Theobald knew his father well enough to be little likely to misapprehend his meaning, but having ventured so far on the path of opposition, and being really anxious to get out of being ordained if he could, he determined to venture farther. He accordingly wrote the following:
“My dear father—You tell me—and I heartily thank you—that no one will compel me to be ordained. I knew you would not press ordination upon me if my conscience was seriously opposed to it; I have therefore resolved on giving up the idea, and believe that if you will continue to allow me what you do at present, until I get my fellowship, which should not be long, I will then cease putting you to further expense. I will make up my mind as soon as possible what profession I will adopt, and will let you know at once.—Your affectionate son,
The remaining letter, written by return of post, must now be given. It has the merit of brevity.

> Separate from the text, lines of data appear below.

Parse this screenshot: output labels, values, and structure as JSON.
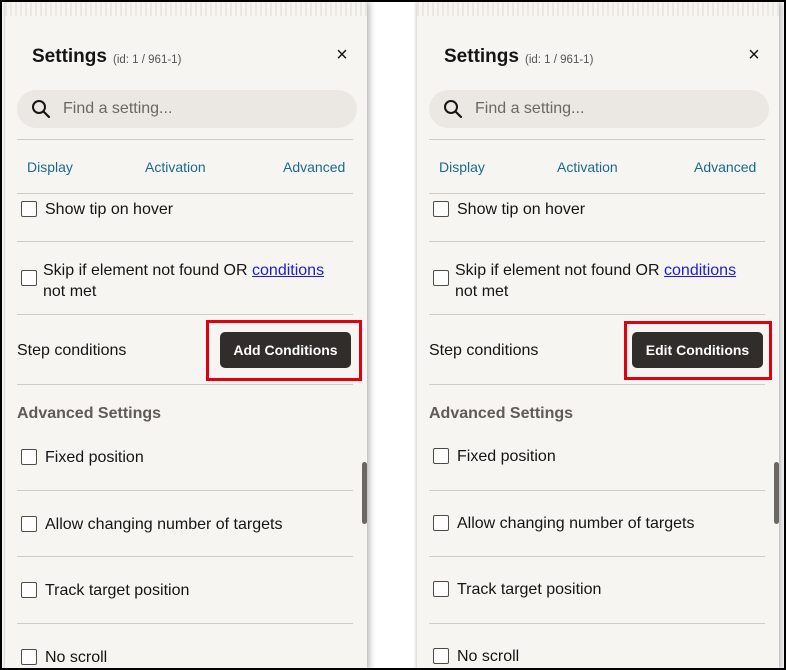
{
  "panels": [
    {
      "title": "Settings",
      "id_text": "(id: 1 / 961-1)",
      "close_glyph": "×",
      "search": {
        "placeholder": "Find a setting..."
      },
      "tabs": [
        "Display",
        "Activation",
        "Advanced"
      ],
      "options": {
        "show_tip": "Show tip on hover",
        "skip_prefix": "Skip if element not found OR",
        "skip_link": "conditions",
        "skip_suffix": "not met"
      },
      "step_conditions": {
        "label": "Step conditions",
        "button": "Add Conditions"
      },
      "advanced": {
        "heading": "Advanced Settings",
        "items": [
          "Fixed position",
          "Allow changing number of targets",
          "Track target position",
          "No scroll"
        ]
      }
    },
    {
      "title": "Settings",
      "id_text": "(id: 1 / 961-1)",
      "close_glyph": "×",
      "search": {
        "placeholder": "Find a setting..."
      },
      "tabs": [
        "Display",
        "Activation",
        "Advanced"
      ],
      "options": {
        "show_tip": "Show tip on hover",
        "skip_prefix": "Skip if element not found OR",
        "skip_link": "conditions",
        "skip_suffix": "not met"
      },
      "step_conditions": {
        "label": "Step conditions",
        "button": "Edit Conditions"
      },
      "advanced": {
        "heading": "Advanced Settings",
        "items": [
          "Fixed position",
          "Allow changing number of targets",
          "Track target position",
          "No scroll"
        ]
      }
    }
  ],
  "colors": {
    "panel_bg": "#f7f5f2",
    "tab_link": "#1a6a8f",
    "inline_link": "#1d1dc9",
    "button_bg": "#312d2a",
    "highlight": "#e0000f"
  },
  "icons": {
    "search": "search-icon",
    "close": "close-icon",
    "checkbox": "checkbox"
  }
}
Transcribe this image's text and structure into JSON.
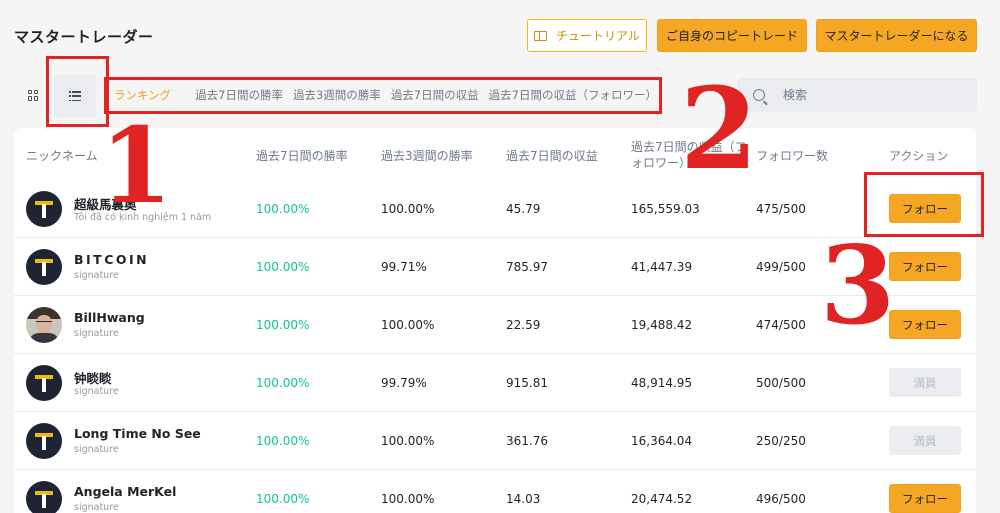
{
  "header": {
    "title": "マスタートレーダー",
    "tutorial_label": "チュートリアル",
    "copy_trade_label": "ご自身のコピートレード",
    "become_master_label": "マスタートレーダーになる"
  },
  "toolbar": {
    "ranking_tabs": [
      "ランキング",
      "過去7日間の勝率",
      "過去3週間の勝率",
      "過去7日間の収益",
      "過去7日間の収益（フォロワー）"
    ],
    "search_placeholder": "検索"
  },
  "annotations": [
    "1",
    "2",
    "3"
  ],
  "table": {
    "headers": {
      "nickname": "ニックネーム",
      "win7": "過去7日間の勝率",
      "win3w": "過去3週間の勝率",
      "profit7": "過去7日間の収益",
      "profit_follow": "過去7日間の収益（フォロワー）",
      "followers": "フォロワー数",
      "action": "アクション"
    },
    "rows": [
      {
        "name": "超級馬裏奧",
        "sub": "Tôi đã có kinh nghiệm 1 năm",
        "win7": "100.00%",
        "win3w": "100.00%",
        "profit7": "45.79",
        "profit_follow": "165,559.03",
        "followers": "475/500",
        "action": "フォロー"
      },
      {
        "name": "BITCOIN",
        "sub": "signature",
        "win7": "100.00%",
        "win3w": "99.71%",
        "profit7": "785.97",
        "profit_follow": "41,447.39",
        "followers": "499/500",
        "action": "フォロー"
      },
      {
        "name": "BillHwang",
        "sub": "signature",
        "win7": "100.00%",
        "win3w": "100.00%",
        "profit7": "22.59",
        "profit_follow": "19,488.42",
        "followers": "474/500",
        "action": "フォロー"
      },
      {
        "name": "钟睒睒",
        "sub": "signature",
        "win7": "100.00%",
        "win3w": "99.79%",
        "profit7": "915.81",
        "profit_follow": "48,914.95",
        "followers": "500/500",
        "action": "満員"
      },
      {
        "name": "Long Time No See",
        "sub": "signature",
        "win7": "100.00%",
        "win3w": "100.00%",
        "profit7": "361.76",
        "profit_follow": "16,364.04",
        "followers": "250/250",
        "action": "満員"
      },
      {
        "name": "Angela MerKel",
        "sub": "signature",
        "win7": "100.00%",
        "win3w": "100.00%",
        "profit7": "14.03",
        "profit_follow": "20,474.52",
        "followers": "496/500",
        "action": "フォロー"
      }
    ]
  },
  "colors": {
    "accent": "#f5a623",
    "positive": "#0ecb81",
    "annotation": "#e02424"
  }
}
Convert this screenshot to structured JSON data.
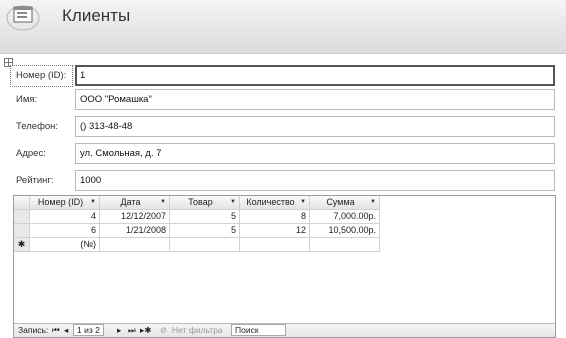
{
  "form": {
    "title": "Клиенты"
  },
  "fields": [
    {
      "label": "Номер (ID):",
      "value": "1"
    },
    {
      "label": "Имя:",
      "value": "ООО \"Ромашка\""
    },
    {
      "label": "Телефон:",
      "value": "() 313-48-48"
    },
    {
      "label": "Адрес:",
      "value": "ул. Смольная, д. 7"
    },
    {
      "label": "Рейтинг:",
      "value": "1000"
    }
  ],
  "subform": {
    "columns": [
      "Номер (ID)",
      "Дата",
      "Товар",
      "Количество",
      "Сумма"
    ],
    "rows": [
      [
        "4",
        "12/12/2007",
        "5",
        "8",
        "7,000.00р."
      ],
      [
        "6",
        "1/21/2008",
        "5",
        "12",
        "10,500.00р."
      ]
    ],
    "new_row_marker": "✱",
    "new_row_id": "(№)"
  },
  "navigation": {
    "record_label": "Запись:",
    "first_icon": "⏮",
    "prev_icon": "◂",
    "position": "1 из 2",
    "next_icon": "▸",
    "last_icon": "⏭",
    "new_icon": "▸✱",
    "filter_label": "Нет фильтра",
    "search_label": "Поиск"
  }
}
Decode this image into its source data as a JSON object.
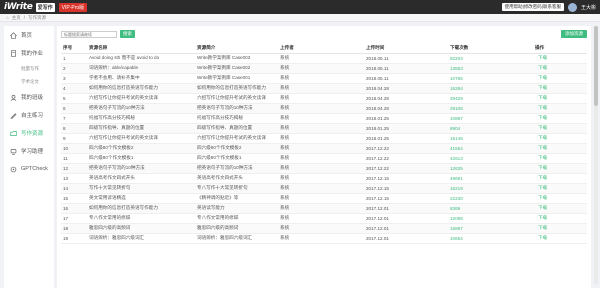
{
  "header": {
    "logo": "iWrite",
    "logo_sub": "爱写作",
    "vip": "VIP-Pro版",
    "btn1": "使用帮助",
    "btn2": "修改密码",
    "btn3": "联系客服",
    "user": "王大彬"
  },
  "breadcrumb": {
    "home": "主页",
    "sep": "/",
    "current": "写作资源"
  },
  "sidebar": {
    "items": [
      {
        "label": "首页",
        "icon": "home-icon"
      },
      {
        "label": "我的作业",
        "icon": "book-icon"
      },
      {
        "label": "批量写作",
        "sub": true
      },
      {
        "label": "学术论文",
        "sub": true
      },
      {
        "label": "我的班级",
        "icon": "class-icon"
      },
      {
        "label": "自主练习",
        "icon": "practice-icon"
      },
      {
        "label": "写作资源",
        "icon": "resource-icon",
        "active": true
      },
      {
        "label": "学习助理",
        "icon": "assistant-icon"
      },
      {
        "label": "GPTCheck",
        "icon": "gpt-icon"
      }
    ]
  },
  "toolbar": {
    "search_placeholder": "标题搜索请继续",
    "search_label": "搜索",
    "add_label": "添加资源"
  },
  "table": {
    "headers": [
      "序号",
      "资源名称",
      "资源简介",
      "上传者",
      "上传时间",
      "下载次数",
      "操作"
    ],
    "rows": [
      [
        "1",
        "Avoid doing sth 而不是 avoid to do",
        "Write教学案例库 Case003",
        "系统",
        "2018.05.11",
        "52204",
        "下载"
      ],
      [
        "2",
        "词语辨析：able/capable",
        "Write教学案例库 Case002",
        "系统",
        "2018.05.11",
        "13553",
        "下载"
      ],
      [
        "3",
        "学者不会用、请补齐集中",
        "Write教学案例库 Case001",
        "系统",
        "2018.05.11",
        "10766",
        "下载"
      ],
      [
        "4",
        "如何用你的信息打造英语写作能力",
        "如何用你的信息打造英语写作能力",
        "系统",
        "2018.04.28",
        "16284",
        "下载"
      ],
      [
        "5",
        "六招写作让你提升考试的英文读译",
        "六招写作让你提升考试的英文读译",
        "系统",
        "2018.04.28",
        "29429",
        "下载"
      ],
      [
        "6",
        "把英语句子写流的10种方法",
        "把英语句子写流的10种方法",
        "系统",
        "2018.04.28",
        "29108",
        "下载"
      ],
      [
        "7",
        "托福写作高分技巧揭秘",
        "托福写作高分技巧揭秘",
        "系统",
        "2018.01.25",
        "10887",
        "下载"
      ],
      [
        "8",
        "四级写作指导、真题的位置",
        "四级写作指导、真题的位置",
        "系统",
        "2018.01.25",
        "8904",
        "下载"
      ],
      [
        "9",
        "六招写作让你提升考试的英文读译",
        "六招写作让你提升考试的英文读译",
        "系统",
        "2018.01.25",
        "16145",
        "下载"
      ],
      [
        "10",
        "四六级80个作文模板2",
        "四六级80个作文模板2",
        "系统",
        "2017.12.22",
        "41554",
        "下载"
      ],
      [
        "11",
        "四六级80个作文模板1",
        "四六级80个作文模板1",
        "系统",
        "2017.12.22",
        "42613",
        "下载"
      ],
      [
        "12",
        "把英语句子写流的10种方法",
        "把英语句子写流的10种方法",
        "系统",
        "2017.12.22",
        "12635",
        "下载"
      ],
      [
        "13",
        "英语高考作文四式开头",
        "英语高考作文四式开头",
        "系统",
        "2017.12.15",
        "49691",
        "下载"
      ],
      [
        "14",
        "写作十大常见转折句",
        "专八写作十大常见转折句",
        "系统",
        "2017.12.15",
        "16219",
        "下载"
      ],
      [
        "15",
        "英文常用谚语精选",
        "《精神调的贴近》等",
        "系统",
        "2017.12.15",
        "22230",
        "下载"
      ],
      [
        "16",
        "如何用你的信息打造英语写作能力",
        "英语读写能力",
        "系统",
        "2017.12.01",
        "8369",
        "下载"
      ],
      [
        "17",
        "专八作文常用的修辞",
        "专八作文常用的修辞",
        "系统",
        "2017.12.01",
        "12058",
        "下载"
      ],
      [
        "18",
        "雅思四六级的高频词",
        "雅思四六级的高频词",
        "系统",
        "2017.12.01",
        "15897",
        "下载"
      ],
      [
        "19",
        "词语辨析：雅思四六级词汇",
        "词语辨析：雅思四六级词汇",
        "系统",
        "2017.12.01",
        "10654",
        "下载"
      ]
    ]
  },
  "colors": {
    "accent": "#3fbc7f",
    "topbar": "#2b2b2b",
    "vip": "#d9342b"
  }
}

“Dear Theobald—I have received yours. I am at a loss to conceive its motive, but am very clear as to its effect. You shall not receive a single sixpence from me till you come to your senses. Should you persist in your folly and wickedness, I am happy to remember that I have yet other children whose conduct I can depend upon to be a source of credit and happiness to me.—Your affectionate but troubled father,
I do not know the immediate sequel to the foregoing correspondence, but it all came perfectly right in the end. Either Theobald’s heart failed him, or he interpreted the outward shove which his father gave him, as the inward call for which I have no doubt he prayed with great earnestness—for he was a firm believer in the efficacy of prayer. And so am I under certain circumstances. Tennyson has said that more things are wrought by prayer than this world dreams of, but he has wisely refrained from saying whether they are good things or bad things. It might perhaps be as well if the world were to dream of, or even become wide awake to, some of the things that are being wrought by prayer. But the question is avowedly difficult. In the end Theobald got his fellowship by a stroke of luck very soon after taking his degree, and was ordained in the autumn of the same year, 1825.